Over the past 10 years, the South African stock market has grown investors' money by a total of 20% a year. This is an astounding return and is far higher than the normal growth generated by the stock market. The returns have been 33% higher than you would normally expect over a 10-year period.

This is very unlikely to be repeated in the next five years.

Does this mean you should sell all your shares now? I think not. Most other investment classes are not very attractive at this time: cash is not king, government bonds are not looking rosy and listed property faces headwinds from rising interest rates.

If you are a moderate-risk investor and started your portfolio in 2009 with 50% of your assets in shares and 50% in bonds, you will probably now have 61% of your assets in shares and 39% in bonds.

However, if the stock market goes through the same sort of crash as we saw in 2008, you could have a loss of capital far greater than you can tolerate. This means you need to take proactive but rational action to protect yourself.

It is impossible to predict a stock market crash so there is little point in selling shares now in anticipation of a crash.

The stock market can remain expensive for years, which means you would lose out on all future growth and dividends if you became a cash investor now. A strict regime of rebalancing your asset mix is your best method of protecting yourself against huge losses.

The numbers show that investors who maintain a disciplined rebalancing strategy will generate better investment returns over the long term.

Take a case where investors rebalance a portfolio that had 40% in bonds and the balance in global shares on an annual basis from 1998 to now.

In that scenario, the figures show that the rebalanced portfolio still goes up when the market does well - but importantly, it does not fall as far when the stock market drops.

The reason is simple: a strict rebalancing discipline forces you to sell assets which are more expensive and to buy those that are cheaper.

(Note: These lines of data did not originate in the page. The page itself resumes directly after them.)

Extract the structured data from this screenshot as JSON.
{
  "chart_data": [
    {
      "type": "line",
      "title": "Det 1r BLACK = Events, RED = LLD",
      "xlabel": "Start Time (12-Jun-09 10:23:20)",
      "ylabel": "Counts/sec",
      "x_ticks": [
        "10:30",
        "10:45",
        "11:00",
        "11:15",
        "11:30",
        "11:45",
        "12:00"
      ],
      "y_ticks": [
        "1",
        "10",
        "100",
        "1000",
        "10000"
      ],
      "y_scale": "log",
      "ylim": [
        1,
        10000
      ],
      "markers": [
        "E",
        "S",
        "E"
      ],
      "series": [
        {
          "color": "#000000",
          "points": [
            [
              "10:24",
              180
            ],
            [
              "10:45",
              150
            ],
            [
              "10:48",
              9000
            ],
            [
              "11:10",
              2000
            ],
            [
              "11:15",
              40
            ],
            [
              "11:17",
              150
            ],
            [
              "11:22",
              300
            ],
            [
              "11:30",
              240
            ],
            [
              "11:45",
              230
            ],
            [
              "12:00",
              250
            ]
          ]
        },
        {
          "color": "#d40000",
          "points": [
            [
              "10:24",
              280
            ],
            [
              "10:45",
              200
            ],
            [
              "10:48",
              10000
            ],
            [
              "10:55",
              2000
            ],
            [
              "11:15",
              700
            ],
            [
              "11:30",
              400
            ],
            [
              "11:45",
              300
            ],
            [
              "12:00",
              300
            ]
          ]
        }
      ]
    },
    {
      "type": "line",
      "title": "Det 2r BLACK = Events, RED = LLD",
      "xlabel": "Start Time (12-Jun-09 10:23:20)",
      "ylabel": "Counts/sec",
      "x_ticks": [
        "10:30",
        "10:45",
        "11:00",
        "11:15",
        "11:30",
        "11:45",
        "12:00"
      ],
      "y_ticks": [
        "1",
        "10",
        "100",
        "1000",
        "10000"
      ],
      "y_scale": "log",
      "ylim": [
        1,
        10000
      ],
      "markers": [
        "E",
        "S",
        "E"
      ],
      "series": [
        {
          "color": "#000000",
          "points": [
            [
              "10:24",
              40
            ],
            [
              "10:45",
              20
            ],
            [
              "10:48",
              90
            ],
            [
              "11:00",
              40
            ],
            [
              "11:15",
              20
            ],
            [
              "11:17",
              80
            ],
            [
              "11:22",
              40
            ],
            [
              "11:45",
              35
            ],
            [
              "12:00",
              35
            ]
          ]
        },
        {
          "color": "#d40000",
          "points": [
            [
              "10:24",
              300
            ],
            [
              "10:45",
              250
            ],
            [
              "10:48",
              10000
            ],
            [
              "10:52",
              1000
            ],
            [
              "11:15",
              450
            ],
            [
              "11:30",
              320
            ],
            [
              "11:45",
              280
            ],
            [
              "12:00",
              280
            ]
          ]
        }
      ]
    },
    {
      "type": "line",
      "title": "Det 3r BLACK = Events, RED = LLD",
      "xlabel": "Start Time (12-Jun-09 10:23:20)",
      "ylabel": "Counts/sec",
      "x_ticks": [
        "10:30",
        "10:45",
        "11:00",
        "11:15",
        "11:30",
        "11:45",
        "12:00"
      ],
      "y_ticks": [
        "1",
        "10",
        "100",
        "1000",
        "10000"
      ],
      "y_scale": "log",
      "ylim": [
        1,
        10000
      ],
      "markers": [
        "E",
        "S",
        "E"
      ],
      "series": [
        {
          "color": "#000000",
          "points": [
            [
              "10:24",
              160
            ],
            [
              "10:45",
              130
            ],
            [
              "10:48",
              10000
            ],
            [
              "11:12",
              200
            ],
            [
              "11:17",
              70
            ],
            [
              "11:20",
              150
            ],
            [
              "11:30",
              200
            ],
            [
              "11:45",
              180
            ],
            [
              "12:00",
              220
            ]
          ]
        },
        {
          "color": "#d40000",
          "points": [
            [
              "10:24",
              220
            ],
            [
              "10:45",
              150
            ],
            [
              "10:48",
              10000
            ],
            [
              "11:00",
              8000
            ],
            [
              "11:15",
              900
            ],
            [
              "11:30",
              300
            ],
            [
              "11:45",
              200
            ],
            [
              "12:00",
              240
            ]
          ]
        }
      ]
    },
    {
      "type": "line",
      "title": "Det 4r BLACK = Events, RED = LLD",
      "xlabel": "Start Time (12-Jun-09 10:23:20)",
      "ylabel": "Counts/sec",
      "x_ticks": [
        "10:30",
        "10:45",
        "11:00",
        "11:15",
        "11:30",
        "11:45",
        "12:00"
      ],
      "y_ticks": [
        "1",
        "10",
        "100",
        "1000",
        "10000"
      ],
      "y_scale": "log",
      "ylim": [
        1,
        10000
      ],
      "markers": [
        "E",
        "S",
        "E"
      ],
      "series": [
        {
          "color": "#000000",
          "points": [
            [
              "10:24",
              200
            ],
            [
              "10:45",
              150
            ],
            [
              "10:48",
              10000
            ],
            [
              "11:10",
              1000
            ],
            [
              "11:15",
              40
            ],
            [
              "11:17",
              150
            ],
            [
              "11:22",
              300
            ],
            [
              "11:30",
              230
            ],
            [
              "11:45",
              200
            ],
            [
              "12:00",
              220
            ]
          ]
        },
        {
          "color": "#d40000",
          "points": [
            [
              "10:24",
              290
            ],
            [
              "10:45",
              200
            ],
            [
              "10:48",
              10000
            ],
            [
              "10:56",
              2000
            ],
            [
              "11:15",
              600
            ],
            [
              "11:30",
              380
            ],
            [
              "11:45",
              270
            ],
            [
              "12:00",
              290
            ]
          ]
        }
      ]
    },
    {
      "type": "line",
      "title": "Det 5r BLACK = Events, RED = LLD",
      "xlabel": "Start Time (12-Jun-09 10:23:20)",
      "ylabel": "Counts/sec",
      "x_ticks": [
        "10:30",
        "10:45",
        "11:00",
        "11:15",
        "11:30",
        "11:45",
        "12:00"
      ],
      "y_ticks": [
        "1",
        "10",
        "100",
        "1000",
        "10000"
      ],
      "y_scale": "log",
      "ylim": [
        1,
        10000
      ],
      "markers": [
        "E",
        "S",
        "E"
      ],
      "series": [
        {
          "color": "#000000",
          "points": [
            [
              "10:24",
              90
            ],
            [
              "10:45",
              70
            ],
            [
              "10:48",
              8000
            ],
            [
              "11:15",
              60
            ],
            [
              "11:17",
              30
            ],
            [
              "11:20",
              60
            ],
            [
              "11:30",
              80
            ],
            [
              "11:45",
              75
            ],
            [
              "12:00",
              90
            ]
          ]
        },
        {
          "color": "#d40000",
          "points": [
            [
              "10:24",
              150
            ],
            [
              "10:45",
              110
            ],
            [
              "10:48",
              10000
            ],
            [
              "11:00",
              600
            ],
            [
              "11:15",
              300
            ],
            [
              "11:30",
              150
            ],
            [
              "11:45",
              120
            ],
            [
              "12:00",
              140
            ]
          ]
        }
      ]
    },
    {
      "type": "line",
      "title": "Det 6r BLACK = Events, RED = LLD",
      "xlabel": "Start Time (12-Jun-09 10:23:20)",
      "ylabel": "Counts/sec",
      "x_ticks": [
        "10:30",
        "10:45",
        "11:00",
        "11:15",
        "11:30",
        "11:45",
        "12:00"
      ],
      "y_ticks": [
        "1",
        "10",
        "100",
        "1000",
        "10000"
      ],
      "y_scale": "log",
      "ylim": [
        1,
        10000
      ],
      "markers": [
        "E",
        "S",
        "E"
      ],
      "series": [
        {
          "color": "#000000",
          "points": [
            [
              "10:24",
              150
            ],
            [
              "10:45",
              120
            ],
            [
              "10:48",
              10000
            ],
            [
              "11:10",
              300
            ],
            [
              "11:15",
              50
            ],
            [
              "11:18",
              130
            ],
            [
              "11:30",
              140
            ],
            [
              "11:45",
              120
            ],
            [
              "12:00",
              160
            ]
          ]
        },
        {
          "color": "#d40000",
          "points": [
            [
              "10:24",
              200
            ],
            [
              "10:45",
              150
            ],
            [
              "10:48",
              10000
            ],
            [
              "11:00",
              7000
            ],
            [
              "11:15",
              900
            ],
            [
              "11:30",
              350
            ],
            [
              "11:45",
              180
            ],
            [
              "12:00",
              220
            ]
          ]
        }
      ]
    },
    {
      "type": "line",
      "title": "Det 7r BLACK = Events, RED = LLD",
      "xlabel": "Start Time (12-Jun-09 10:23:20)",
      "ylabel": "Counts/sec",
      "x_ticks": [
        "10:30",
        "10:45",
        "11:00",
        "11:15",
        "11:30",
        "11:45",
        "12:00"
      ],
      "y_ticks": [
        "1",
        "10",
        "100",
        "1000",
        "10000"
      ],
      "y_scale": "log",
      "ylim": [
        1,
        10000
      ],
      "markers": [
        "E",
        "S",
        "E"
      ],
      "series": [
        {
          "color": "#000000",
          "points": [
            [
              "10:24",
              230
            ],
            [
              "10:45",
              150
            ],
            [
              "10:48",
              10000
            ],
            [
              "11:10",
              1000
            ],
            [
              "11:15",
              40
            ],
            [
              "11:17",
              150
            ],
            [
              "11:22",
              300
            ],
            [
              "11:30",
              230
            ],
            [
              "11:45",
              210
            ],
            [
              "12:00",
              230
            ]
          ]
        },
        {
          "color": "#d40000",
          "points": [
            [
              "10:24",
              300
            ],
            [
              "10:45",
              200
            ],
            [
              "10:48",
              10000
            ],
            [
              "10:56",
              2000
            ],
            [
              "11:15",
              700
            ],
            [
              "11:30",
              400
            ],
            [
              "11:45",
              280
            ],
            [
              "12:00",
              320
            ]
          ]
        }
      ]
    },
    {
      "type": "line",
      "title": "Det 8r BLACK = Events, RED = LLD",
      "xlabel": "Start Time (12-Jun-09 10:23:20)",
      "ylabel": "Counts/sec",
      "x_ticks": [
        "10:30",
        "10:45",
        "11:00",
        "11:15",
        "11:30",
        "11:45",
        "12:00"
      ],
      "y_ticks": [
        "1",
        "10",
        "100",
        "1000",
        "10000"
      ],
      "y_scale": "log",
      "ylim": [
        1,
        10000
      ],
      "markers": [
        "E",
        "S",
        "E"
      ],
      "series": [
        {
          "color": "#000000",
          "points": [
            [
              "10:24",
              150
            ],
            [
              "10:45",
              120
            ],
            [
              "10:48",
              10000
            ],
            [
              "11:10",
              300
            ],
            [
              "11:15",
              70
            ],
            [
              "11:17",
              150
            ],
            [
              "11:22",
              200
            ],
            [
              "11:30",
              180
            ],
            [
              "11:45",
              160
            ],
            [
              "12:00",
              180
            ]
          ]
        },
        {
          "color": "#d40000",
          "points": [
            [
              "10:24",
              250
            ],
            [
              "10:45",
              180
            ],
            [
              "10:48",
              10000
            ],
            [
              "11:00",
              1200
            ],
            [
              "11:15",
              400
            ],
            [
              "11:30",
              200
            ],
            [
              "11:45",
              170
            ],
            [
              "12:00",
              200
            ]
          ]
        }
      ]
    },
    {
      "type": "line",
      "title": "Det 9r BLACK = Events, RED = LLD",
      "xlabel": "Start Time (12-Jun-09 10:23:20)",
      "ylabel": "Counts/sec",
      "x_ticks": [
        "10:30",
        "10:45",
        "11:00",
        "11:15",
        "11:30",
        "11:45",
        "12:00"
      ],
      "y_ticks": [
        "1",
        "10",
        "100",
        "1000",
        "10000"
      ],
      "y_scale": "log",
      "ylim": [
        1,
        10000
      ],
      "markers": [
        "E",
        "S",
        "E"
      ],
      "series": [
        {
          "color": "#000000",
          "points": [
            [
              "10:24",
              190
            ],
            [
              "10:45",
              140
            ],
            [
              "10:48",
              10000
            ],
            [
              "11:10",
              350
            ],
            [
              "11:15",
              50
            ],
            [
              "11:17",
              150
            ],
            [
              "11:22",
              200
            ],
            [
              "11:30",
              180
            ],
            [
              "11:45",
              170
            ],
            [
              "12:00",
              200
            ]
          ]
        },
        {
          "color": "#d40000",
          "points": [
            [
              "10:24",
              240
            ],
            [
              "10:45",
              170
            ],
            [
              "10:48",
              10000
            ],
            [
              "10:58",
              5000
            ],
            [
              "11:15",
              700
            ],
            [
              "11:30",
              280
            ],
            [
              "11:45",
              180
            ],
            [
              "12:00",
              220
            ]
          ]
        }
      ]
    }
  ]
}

As we know, over long periods you will be a successful investor if you buy cheap assets and sell them once they have become expensive. Automatic rebalancing achieves this objective for you in a rational, sustainable manner.

This type of strategy also helps when stock markets are very expensive (as they are now) because you don't have to second-guess where markets are going to decide what to do with your own money.

Rather, you simply focus on your asset mix to ensure that you have the correct allocation to each type of investment.

If the market crashes, you will be in a position to buy into shares again at a better price because you will have sufficient money in other asset classes, such as cash and bonds, which will provide the capital to buy shares at good prices.